Diane is in the Departments of Psychiatry and Medicine at the School of Medicine and Dentistry. She is the author of several peer-reviewed journal articles including: “Does A Primary Health Clinic for Formerly Incarcerated Women Increase Linkage To Care?,” “Finding the Loopholes: a Cross-sectional Qualitative Study of Systemic Barriers to Treatment Access for Women Drug Court Participants,” and “Meeting Health and Psychological Needs of Women in Drug Treatment Court.” Her work examines the barriers and facilitators for justice-involved women (including Drug Treatment Court, probation, and re-entering from incarceration) for physical and mental healthcare and social services access as a means of addressing the totality of their needs to prevent reincarceration and attain health.

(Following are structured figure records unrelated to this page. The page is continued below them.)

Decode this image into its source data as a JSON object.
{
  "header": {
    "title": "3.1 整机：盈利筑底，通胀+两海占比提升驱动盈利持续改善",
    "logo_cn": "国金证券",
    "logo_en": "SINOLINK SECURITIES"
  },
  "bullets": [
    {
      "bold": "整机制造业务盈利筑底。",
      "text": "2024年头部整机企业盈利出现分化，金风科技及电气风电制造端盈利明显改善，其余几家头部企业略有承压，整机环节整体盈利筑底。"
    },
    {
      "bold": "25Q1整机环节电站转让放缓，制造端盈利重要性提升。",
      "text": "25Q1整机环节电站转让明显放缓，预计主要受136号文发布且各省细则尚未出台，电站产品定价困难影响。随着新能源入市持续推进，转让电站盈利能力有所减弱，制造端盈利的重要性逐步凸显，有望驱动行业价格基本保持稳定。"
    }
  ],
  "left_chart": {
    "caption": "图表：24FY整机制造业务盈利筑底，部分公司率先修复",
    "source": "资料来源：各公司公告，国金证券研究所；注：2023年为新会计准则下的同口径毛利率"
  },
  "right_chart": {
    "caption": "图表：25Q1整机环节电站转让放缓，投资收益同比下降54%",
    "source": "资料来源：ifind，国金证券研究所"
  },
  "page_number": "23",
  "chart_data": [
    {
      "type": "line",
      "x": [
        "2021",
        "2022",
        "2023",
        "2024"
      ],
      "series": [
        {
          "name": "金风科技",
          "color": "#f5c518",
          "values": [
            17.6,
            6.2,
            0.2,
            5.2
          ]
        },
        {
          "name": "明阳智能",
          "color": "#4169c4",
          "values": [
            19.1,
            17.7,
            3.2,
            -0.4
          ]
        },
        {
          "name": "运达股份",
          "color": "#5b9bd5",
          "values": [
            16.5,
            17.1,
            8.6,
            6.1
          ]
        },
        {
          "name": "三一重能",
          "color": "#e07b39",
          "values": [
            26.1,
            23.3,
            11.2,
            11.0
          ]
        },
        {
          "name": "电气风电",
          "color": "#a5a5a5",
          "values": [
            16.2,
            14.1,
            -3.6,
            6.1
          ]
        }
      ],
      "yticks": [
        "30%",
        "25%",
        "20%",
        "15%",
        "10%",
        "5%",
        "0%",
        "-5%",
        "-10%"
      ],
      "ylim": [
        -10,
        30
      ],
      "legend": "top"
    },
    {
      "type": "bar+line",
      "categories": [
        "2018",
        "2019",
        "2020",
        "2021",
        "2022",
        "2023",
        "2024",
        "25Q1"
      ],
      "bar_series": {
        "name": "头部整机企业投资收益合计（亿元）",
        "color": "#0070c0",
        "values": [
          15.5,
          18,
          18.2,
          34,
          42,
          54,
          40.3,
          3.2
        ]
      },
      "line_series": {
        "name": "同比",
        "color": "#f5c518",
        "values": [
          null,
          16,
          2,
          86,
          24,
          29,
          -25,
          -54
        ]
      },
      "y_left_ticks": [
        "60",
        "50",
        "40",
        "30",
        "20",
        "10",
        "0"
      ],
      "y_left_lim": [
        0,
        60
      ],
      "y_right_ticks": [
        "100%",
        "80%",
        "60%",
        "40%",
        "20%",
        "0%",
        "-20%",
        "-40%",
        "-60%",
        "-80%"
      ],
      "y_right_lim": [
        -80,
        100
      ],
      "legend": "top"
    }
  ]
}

diane_morse@urmc.rochester.edu


Dena Swanson

Dena is an educational and developmental psychologist in Counseling and Human Development. She is the author of Psychosocial Development: Identity, Stress and Competence and editor of Adolescence: Development in a Global Era. She is the Human Development program director and teaches graduate courses including “Minority Youth Development in Urban Contexts”; “Advocacy, Consulting, and Systems Change”; and “School, Family and Community Relations.” She serves on the editorial board for Child Development and is involved with the Multi-city Urban Resilience Research Initiative through the University of Chicago. She continues a longstanding collaborative relationship with the Gandhi Institute for Nonviolence toward mitigating the school-to-prison pipeline.